Так “сработала” гносеологическая цепь: “безумная” гипотеза писателя, склонного к фантастике, сенсациям, “зацикленного” на космическом объяснении загадок земной истории — > сбор крупиц контраргументов учеными ~> создание альтернативной “земной” гипотезы” — экспериментальное подтверждение последней. В результате оказалась “прочитанной” еще одна страница истории человечества.
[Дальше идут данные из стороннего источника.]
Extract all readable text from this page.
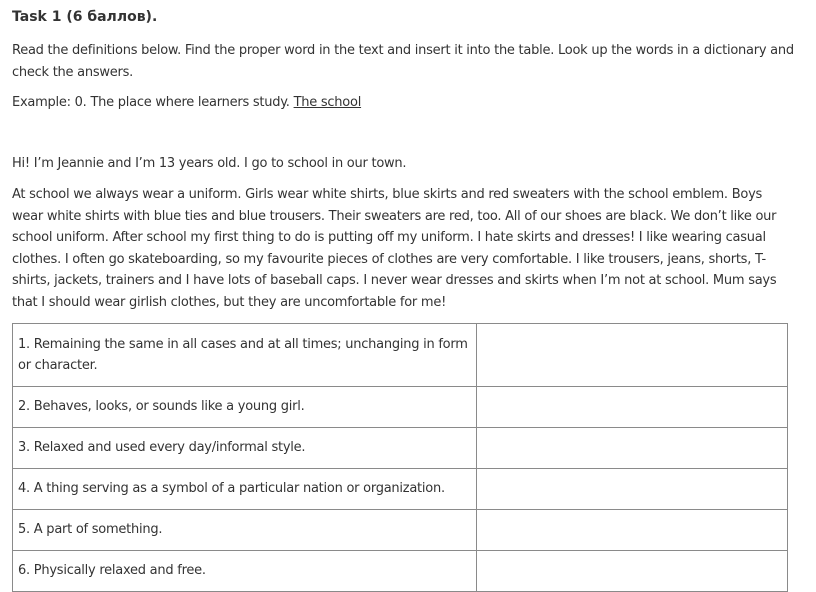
Task 1 (6 баллов).

Read the definitions below. Find the proper word in the text and insert it into the table. Look up the words in a dictionary and check the answers.

Example: 0. The place where learners study. The school

Hi! I’m Jeannie and I’m 13 years old. I go to school in our town.

At school we always wear a uniform. Girls wear white shirts, blue skirts and red sweaters with the school emblem. Boys wear white shirts with blue ties and blue trousers. Their sweaters are red, too. All of our shoes are black. We don’t like our school uniform. After school my first thing to do is putting off my uniform. I hate skirts and dresses! I like wearing casual clothes. I often go skateboarding, so my favourite pieces of clothes are very comfortable. I like trousers, jeans, shorts, T-shirts, jackets, trainers and I have lots of baseball caps. I never wear dresses and skirts when I’m not at school. Mum says that I should wear girlish clothes, but they are uncomfortable for me!

1. Remaining the same in all cases and at all times; unchanging in form or character.	
2. Behaves, looks, or sounds like a young girl.	
3. Relaxed and used every day/informal style.	
4. A thing serving as a symbol of a particular nation or organization.	
5. A part of something.	
6. Physically relaxed and free.	
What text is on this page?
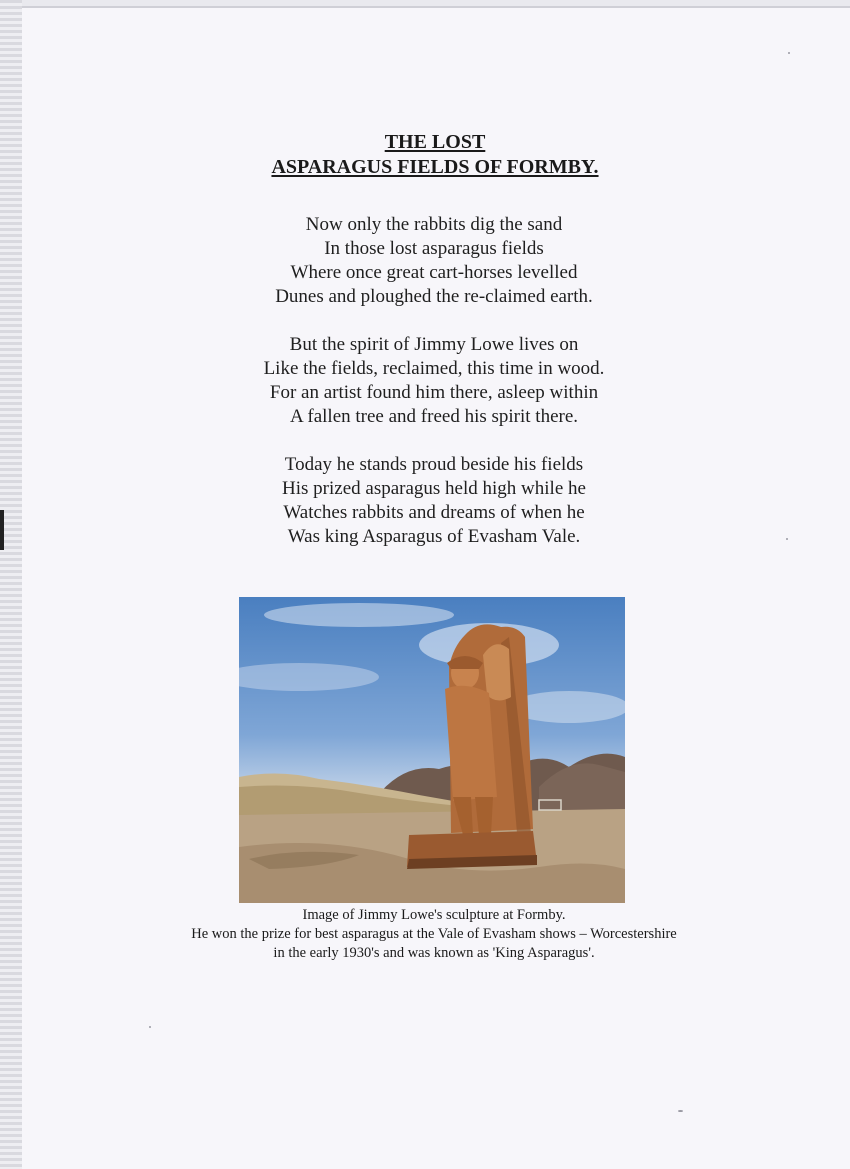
THE LOST
ASPARAGUS FIELDS OF FORMBY.
Now only the rabbits dig the sand
In those lost asparagus fields
Where once great cart-horses levelled
Dunes and ploughed the re-claimed earth.
But the spirit of Jimmy Lowe lives on
Like the fields, reclaimed, this time in wood.
For an artist found him there, asleep within
A fallen tree and freed his spirit there.
Today he stands proud beside his fields
His prized asparagus held high while he
Watches rabbits and dreams of when he
Was king Asparagus of Evasham Vale.
Image of Jimmy Lowe's sculpture at Formby.
He won the prize for best asparagus at the Vale of Evasham shows – Worcestershire
in the early 1930's and was known as 'King Asparagus'.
Теперь вернемся к книге Ж. Майоля с его не космической, а “водной” аргументацией ряда важнейших процессов, протекавших на Земле. Речь идет прежде всего о собирании им воедино и собственном дополнении доводов в пользу предложения о том, что непосредственным предком человека была гипотетическая земноводная обезьяна, которая вела амфибийный образ жизни. Тем самым Ж. Майолем по сути дела сформулирована гносеологическая альтернатива тем представлениям о возникновении человечества, которые мировая наука уже второе столетие связывает с концептуальными схемами Чарлза Дарвина и Фридриха Энгельса. Вопреки их мнению о крупных древесных обезьянах как наиболее вероятных предках гоминидо-сапиентной ветви эволюции Ж. Майоль, не выражая никакого отношения к их взглядам, развивает иную концепцию. Впрочем, в данном случае не он является ее создателем. Впервые с обоснованием земноводной версии процесса происхождения человека выступил в 1960 г. на страницах журнала “The New Scientist” всемирно известный английский биолог-маринист профессор Алистер Харди. Его взгляды вскоре получили поддержку и дополнительную аргументацию в книге американской феминистки и социолога Элен Морган “Происхождение женщины”, а также в Энциклопедии моря, написанной легендарным исследователем океана Жаком Кусто.